In order to engage the patients in a more holistic view of their health, Nirmala advises patients on economics and diet; if they can see the immediate ramifications of their diet on their ability to generate income, she can push them to prioritize their health. I witnessed one patient come to this understanding when the doctor linked the treatment back to the woman’s increased production of work. It seems like many of the patients have never been exposed to the idea that health and wellness can increase and sustain energy for work.  Thus, Nirmala’s work is both medical and psycho-educational. Of course, the psycho-educational aspects are harder to internalize and slower to materialize and many patients walk out of their appointments disappointed that there is not a quick fix to their issue. Sometimes they will seek help elsewhere, as they are not able to consider attending to health above economic subsistence. The doctor tries to uncover the underlying issues but the patients are reluctant to disclose information that they may not understand to be relevant to their symptoms.

As the Self-Help Group (SHG) members have shared what they have learned about finance and loans from SST throughout the villages, perhaps they could start sharing wellness and health information with their communities to increase the knowledge around this, always tying it back to increased productivity, since the villagers primary concern is providing for their families. As the SHG members have shared their financial education throughout the villages, perhaps they could start sharing wellness and health information with their communities to increase the knowledge around this, always tying it back to increased productivity, since the villagers primary concern is providing for their families.  I have asked health questions in SHG meetings to see if part of this group collaboration could also consist of health management. Usually the response shared by one of the Community Development Officers (CDO) who translates for us is that they are healthy and they work hard. I know both of these descriptors are possible to co-exist. I see these women, now with more savings in their pockets than ever before, appearing healthy through their energetic conversations that abound during our visits. So, if these women are seemingly healthy and aware – why are so many of the community members in Padavedu, including SHG members, still testing positive for anemia?

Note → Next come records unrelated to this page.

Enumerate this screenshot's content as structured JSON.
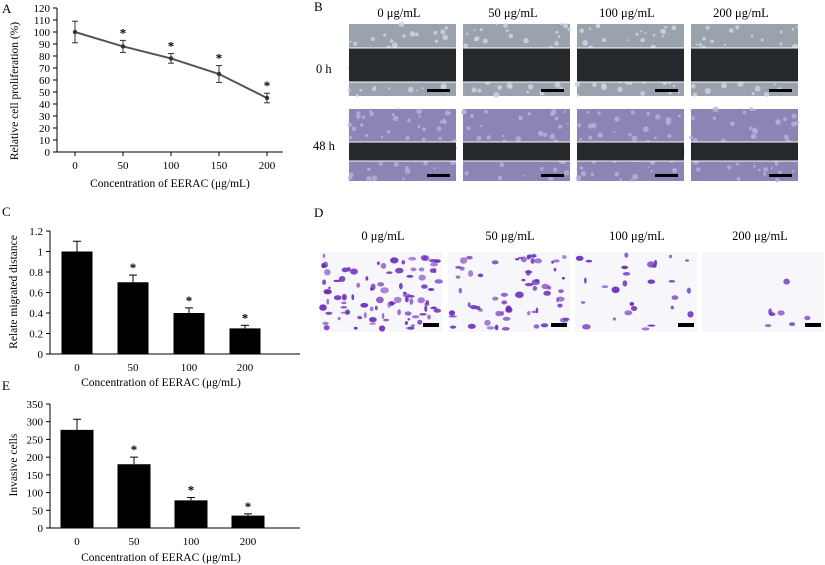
{
  "panels": {
    "A": {
      "letter": "A",
      "chart_data": {
        "type": "line",
        "x": [
          0,
          50,
          100,
          150,
          200
        ],
        "y": [
          100,
          88,
          78,
          65,
          45
        ],
        "err": [
          9,
          5,
          4,
          7,
          4
        ],
        "significant": [
          false,
          true,
          true,
          true,
          true
        ],
        "marker": "*",
        "xlabel": "Concentration of EERAC (μg/mL)",
        "ylabel": "Relative cell proliferation (%)",
        "ylim": [
          0,
          120
        ],
        "yticks": [
          0,
          10,
          20,
          30,
          40,
          50,
          60,
          70,
          80,
          90,
          100,
          110,
          120
        ],
        "xticks": [
          "0",
          "50",
          "100",
          "150",
          "200"
        ],
        "line_color": "#555555"
      }
    },
    "B": {
      "letter": "B",
      "columns": [
        "0 μg/mL",
        "50 μg/mL",
        "100 μg/mL",
        "200 μg/mL"
      ],
      "rows": [
        "0 h",
        "48 h"
      ]
    },
    "C": {
      "letter": "C",
      "chart_data": {
        "type": "bar",
        "categories": [
          "0",
          "50",
          "100",
          "200"
        ],
        "values": [
          1.0,
          0.7,
          0.4,
          0.25
        ],
        "err": [
          0.1,
          0.07,
          0.05,
          0.03
        ],
        "significant": [
          false,
          true,
          true,
          true
        ],
        "marker": "*",
        "xlabel": "Concentration of EERAC (μg/mL)",
        "ylabel": "Relate migrated distance",
        "ylim": [
          0,
          1.2
        ],
        "yticks": [
          "0",
          "0.2",
          "0.4",
          "0.6",
          "0.8",
          "1",
          "1.2"
        ],
        "bar_color": "#000000"
      }
    },
    "D": {
      "letter": "D",
      "columns": [
        "0 μg/mL",
        "50 μg/mL",
        "100 μg/mL",
        "200 μg/mL"
      ],
      "stain_density": [
        0.85,
        0.55,
        0.22,
        0.03
      ],
      "stain_color": "#6a2bb8"
    },
    "E": {
      "letter": "E",
      "chart_data": {
        "type": "bar",
        "categories": [
          "0",
          "50",
          "100",
          "200"
        ],
        "values": [
          277,
          180,
          78,
          35
        ],
        "err": [
          30,
          20,
          8,
          5
        ],
        "significant": [
          false,
          true,
          true,
          true
        ],
        "marker": "*",
        "xlabel": "Concentration of EERAC (μg/mL)",
        "ylabel": "Invasive cells",
        "ylim": [
          0,
          350
        ],
        "yticks": [
          "0",
          "50",
          "100",
          "150",
          "200",
          "250",
          "300",
          "350"
        ],
        "bar_color": "#000000"
      }
    }
  }
}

As a social work student learning about this village, I observe the different facets of community development, preparing to write a case study on the issues and concerns the community faces in Padavedu. The big challenge is to develop a case study that explores solutions to problems that carry weight to the community. Capacity building only works when a community’s needs are in alignment with the social change agent’s goals. Although, I believe that understanding how health and education can be tools that can help a community transcend many struggles and complement their culture of work, the obstacle is distinguishing if this is also the community’s objective. I wonder if this community is willing to accept a new viewpoint into their daily lives. How long does a transformation like this take? I see a potential in the SST hospital and in the influence of SHGs to be a place to encourage a shift in how the community interacts within their environment. I look forward to spending more time observing the SST hospital and speaking to SHG members in the coming week.